Domaine Alexandre Bain (RAW link)


I have sung the praises of this domaine a few tomes on this blog, Alexandre works biodynamically (Ecocert and Demeter) and adds nothing to the grape juice. His pure way of working has got him into trouble with authorities in the past even though these are the purest examples of Pouilly Fumé! All 3 cuvées on offer were excellent, my favourite the Pierre Précieuse 2015 with its clean fruit and , yes, minerality. I do think he is a winemaker at the top level.

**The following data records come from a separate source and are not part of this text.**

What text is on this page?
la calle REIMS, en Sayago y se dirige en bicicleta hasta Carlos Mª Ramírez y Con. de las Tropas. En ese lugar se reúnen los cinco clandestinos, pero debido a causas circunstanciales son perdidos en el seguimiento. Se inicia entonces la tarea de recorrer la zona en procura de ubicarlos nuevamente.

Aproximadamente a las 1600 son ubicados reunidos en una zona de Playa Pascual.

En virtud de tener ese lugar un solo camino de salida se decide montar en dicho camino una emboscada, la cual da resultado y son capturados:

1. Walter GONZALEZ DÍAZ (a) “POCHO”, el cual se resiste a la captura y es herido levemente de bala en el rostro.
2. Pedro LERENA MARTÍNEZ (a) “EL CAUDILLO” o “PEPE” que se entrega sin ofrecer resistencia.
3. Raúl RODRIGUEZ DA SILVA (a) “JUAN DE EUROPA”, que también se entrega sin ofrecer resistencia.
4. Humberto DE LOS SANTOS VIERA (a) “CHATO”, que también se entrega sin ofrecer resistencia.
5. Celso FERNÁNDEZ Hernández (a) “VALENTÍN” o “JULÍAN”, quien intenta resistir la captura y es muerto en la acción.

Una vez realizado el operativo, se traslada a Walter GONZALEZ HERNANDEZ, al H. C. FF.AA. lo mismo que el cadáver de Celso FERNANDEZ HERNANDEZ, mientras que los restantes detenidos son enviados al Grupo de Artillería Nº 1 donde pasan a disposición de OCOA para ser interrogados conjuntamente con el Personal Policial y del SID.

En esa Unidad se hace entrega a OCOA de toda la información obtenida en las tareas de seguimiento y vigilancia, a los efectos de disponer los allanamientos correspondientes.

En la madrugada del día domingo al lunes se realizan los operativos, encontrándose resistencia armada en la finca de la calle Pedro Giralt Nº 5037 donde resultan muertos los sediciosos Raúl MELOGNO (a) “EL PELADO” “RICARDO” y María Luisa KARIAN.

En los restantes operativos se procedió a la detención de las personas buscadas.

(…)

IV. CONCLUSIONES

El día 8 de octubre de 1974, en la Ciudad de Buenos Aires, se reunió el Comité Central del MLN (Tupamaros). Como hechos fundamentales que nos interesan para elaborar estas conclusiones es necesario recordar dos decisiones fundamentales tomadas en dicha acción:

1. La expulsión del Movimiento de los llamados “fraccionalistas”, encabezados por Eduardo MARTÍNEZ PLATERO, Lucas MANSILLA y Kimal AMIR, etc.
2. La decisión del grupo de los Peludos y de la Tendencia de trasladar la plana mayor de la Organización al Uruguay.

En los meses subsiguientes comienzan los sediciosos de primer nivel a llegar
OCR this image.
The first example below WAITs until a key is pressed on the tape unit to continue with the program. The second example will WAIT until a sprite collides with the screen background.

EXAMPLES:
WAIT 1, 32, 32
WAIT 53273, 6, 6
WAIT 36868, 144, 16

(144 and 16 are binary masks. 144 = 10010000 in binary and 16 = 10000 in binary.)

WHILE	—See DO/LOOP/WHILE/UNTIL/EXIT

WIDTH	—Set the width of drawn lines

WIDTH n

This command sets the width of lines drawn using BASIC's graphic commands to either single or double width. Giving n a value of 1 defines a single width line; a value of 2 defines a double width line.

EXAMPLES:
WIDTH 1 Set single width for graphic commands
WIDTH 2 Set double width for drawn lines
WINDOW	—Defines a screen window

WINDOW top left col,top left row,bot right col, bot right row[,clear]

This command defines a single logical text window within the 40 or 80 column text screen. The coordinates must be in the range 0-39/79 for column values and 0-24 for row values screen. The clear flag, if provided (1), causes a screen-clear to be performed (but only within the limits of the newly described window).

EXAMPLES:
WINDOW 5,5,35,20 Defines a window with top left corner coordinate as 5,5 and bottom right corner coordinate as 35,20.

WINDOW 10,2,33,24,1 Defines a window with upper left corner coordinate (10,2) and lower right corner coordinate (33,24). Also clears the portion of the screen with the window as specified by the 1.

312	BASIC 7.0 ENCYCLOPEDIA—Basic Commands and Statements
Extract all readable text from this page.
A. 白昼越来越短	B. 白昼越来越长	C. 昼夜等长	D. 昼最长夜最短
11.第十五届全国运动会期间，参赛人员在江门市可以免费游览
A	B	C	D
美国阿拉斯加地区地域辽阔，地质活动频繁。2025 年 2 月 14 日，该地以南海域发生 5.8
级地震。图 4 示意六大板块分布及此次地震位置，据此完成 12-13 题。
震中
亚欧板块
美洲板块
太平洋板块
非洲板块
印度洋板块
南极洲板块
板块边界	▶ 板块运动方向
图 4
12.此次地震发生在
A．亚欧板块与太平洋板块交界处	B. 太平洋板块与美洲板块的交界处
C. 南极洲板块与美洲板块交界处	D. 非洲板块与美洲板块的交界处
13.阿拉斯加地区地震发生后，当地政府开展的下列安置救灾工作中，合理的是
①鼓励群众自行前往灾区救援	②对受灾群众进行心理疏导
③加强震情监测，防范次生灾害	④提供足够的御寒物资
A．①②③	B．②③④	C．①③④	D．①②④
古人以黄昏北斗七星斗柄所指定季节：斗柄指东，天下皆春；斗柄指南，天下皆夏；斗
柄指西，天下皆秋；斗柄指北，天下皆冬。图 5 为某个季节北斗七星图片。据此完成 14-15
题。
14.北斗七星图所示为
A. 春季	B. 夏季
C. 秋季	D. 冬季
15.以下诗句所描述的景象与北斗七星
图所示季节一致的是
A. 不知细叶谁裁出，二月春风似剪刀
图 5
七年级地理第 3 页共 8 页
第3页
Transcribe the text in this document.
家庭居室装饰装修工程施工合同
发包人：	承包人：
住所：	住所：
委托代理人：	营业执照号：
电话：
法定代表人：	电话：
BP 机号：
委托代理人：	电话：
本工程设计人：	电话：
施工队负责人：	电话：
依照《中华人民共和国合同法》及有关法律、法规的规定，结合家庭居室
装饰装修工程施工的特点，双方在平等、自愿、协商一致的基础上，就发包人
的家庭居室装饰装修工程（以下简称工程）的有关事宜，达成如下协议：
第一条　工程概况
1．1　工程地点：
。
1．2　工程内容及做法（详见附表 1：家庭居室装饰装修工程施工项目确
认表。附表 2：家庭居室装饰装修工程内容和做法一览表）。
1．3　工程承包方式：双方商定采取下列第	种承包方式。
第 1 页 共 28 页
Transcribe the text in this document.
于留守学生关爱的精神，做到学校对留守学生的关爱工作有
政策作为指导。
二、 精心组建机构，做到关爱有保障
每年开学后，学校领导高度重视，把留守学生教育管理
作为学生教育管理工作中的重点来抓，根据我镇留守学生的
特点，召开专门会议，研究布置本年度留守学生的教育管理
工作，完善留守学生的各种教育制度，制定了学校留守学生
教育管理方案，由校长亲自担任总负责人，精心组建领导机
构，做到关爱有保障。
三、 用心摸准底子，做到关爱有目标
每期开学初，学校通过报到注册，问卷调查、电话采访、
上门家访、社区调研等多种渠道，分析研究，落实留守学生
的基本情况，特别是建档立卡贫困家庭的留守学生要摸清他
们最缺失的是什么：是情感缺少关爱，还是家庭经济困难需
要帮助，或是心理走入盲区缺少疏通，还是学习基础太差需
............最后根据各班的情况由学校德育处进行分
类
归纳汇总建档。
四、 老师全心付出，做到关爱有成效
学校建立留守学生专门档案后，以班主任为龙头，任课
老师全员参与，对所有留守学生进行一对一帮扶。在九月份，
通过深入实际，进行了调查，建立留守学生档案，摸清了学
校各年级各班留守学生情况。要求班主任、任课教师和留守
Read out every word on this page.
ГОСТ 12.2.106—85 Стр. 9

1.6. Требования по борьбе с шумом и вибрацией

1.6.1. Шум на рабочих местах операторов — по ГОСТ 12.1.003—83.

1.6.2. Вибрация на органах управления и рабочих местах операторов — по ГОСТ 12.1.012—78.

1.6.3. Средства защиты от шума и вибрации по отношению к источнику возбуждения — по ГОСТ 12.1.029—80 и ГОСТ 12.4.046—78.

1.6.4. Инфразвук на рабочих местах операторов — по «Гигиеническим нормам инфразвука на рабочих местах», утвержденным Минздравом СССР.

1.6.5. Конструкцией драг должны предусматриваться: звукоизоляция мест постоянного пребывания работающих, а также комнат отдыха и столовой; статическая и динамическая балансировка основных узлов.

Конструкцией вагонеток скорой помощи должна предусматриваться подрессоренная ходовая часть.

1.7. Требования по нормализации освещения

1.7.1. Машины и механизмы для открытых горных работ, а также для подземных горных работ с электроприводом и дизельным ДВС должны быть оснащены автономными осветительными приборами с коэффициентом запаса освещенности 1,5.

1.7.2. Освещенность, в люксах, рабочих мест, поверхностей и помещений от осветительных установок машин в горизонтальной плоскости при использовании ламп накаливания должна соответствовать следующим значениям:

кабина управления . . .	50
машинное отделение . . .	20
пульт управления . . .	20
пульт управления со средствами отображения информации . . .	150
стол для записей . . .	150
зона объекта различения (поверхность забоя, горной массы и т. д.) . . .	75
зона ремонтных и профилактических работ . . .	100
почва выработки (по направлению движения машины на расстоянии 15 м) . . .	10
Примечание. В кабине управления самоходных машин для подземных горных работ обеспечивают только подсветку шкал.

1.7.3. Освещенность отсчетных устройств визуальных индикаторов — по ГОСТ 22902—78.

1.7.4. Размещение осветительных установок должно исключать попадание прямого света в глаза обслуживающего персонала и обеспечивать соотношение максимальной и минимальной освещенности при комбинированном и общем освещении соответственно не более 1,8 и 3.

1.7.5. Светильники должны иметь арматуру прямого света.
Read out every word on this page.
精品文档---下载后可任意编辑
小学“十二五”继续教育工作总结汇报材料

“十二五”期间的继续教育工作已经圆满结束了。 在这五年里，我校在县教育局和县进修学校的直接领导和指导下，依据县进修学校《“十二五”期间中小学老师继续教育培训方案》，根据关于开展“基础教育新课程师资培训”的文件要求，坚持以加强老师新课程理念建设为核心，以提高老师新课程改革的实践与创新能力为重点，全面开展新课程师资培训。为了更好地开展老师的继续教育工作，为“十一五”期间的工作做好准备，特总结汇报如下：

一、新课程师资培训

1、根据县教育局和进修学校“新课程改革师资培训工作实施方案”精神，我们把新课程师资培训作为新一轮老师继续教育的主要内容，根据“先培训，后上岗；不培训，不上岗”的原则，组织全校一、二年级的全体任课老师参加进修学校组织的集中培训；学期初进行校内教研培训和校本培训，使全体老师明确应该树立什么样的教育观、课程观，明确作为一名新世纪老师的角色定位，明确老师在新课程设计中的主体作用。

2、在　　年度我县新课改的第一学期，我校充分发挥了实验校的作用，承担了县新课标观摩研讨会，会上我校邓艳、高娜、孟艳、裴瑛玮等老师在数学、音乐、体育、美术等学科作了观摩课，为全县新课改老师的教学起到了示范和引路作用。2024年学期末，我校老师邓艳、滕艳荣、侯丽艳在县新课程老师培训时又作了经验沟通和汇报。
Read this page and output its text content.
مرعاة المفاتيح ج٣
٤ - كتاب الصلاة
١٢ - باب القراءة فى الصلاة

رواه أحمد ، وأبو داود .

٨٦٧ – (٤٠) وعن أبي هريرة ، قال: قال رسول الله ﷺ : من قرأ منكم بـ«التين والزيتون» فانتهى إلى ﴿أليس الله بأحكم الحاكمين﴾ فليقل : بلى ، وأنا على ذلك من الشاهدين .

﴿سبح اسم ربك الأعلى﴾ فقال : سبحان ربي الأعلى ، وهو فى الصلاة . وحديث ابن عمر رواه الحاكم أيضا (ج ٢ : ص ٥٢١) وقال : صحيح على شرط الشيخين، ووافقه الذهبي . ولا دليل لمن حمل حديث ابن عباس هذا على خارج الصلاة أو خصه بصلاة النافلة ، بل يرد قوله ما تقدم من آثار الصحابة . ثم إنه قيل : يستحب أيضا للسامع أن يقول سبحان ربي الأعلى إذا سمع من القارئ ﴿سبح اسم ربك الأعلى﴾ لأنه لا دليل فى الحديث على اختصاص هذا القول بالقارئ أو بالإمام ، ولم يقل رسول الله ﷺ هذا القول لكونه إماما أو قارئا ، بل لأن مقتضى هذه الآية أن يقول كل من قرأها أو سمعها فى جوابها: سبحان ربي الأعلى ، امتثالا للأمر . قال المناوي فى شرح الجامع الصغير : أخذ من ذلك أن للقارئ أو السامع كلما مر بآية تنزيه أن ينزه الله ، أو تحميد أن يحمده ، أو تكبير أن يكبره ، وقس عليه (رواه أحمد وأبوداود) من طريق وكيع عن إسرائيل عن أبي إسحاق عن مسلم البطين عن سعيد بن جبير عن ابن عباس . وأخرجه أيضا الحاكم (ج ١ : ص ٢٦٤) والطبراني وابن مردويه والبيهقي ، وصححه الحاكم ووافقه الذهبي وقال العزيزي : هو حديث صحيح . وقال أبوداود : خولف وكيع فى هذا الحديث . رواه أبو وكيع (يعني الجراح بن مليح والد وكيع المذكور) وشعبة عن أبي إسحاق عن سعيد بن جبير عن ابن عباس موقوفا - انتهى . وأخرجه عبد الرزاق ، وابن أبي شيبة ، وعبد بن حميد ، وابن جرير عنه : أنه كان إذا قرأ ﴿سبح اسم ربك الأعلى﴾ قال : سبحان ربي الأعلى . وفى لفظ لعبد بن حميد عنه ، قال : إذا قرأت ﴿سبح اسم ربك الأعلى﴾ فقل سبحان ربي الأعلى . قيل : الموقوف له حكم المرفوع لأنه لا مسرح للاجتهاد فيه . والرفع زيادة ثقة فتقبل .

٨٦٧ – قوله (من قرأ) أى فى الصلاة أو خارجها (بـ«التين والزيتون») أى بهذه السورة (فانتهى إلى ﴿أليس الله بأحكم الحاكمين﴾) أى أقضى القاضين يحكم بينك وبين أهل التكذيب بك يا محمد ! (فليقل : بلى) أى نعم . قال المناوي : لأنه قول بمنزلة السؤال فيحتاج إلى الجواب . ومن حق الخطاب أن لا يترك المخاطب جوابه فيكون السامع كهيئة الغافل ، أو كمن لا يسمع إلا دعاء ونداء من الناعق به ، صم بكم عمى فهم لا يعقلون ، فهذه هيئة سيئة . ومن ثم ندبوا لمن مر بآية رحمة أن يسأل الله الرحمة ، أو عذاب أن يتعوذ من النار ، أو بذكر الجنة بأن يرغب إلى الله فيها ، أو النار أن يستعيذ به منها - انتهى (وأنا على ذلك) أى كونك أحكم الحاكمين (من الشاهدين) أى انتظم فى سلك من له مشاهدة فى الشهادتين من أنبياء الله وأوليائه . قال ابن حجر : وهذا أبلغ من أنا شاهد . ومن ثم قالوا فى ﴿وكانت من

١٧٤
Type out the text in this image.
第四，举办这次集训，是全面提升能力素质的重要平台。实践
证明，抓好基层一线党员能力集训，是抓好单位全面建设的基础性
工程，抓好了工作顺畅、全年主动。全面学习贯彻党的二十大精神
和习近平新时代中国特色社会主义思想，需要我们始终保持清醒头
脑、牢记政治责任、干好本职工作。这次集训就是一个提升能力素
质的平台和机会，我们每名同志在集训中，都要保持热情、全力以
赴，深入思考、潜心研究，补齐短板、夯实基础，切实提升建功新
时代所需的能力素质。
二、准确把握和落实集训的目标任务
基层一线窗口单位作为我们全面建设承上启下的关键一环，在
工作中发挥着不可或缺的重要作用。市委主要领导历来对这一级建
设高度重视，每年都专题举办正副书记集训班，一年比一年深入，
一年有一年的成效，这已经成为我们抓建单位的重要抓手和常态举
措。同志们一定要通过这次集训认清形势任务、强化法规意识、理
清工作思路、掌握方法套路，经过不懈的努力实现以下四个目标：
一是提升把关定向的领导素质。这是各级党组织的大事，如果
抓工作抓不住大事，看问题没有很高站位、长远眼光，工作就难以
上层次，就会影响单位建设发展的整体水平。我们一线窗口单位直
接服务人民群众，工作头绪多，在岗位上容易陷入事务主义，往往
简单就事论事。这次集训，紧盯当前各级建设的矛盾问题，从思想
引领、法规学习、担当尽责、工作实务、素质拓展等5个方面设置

La Maison Romane (RAW link)


Oronce De Beler makes wines in Vosne-Romanée but is not a vigneron, he makes his wines from bought in grapes from organically grown sites. He works naturally with little or no SO2. Let’s face it when red Burgundy is made well there are not many better wines, hence the high prices these days. I liked all the wines here they showed good balance of fruit and complexity, promising long life in bottle as well as pleasure now. Favourites were the Fixin Les Clos 2015, tannins bolstering lovely fruit and a top class spicy Vosne-Romanée Aux Réas 2015 of great depth, all spice, red fruits but plenty of ripe tannins too.

Mas D’ Alezon (RAW link)


I admit to some partiality here as I know these wines well, they are amongst my favourite Faugères wines and, if you know this site you will know that Faugères is my favourite Languedoc region. Catherine Roque made wines at Clovallon (now run very well by her daughter) and acquired Mas D’Alezon in 1997. Demeter certified and working sans sulfites has added zest to the wines and the classic Faugères is lovely but the wine which wowed me here was a new one to me. Le Presbytère 2016 has Cinsault and Carignan but also Lledoner Pelut as the major part. I only know of a few domaines working with the grape and, if winemakers drink this bottle, they will be clamouring for the vines. Delicious, drinkable, clean red fruits but with a depth and coffee notes on the finish. One of the wines of the tasting.

I should mention Clot De L’Oum in the Roussillon and Domaine Rapatel in the Gard who also offered some lovely wines. Also special mention to Olivier Cohen whose excellent wines I described here from a previous tasting.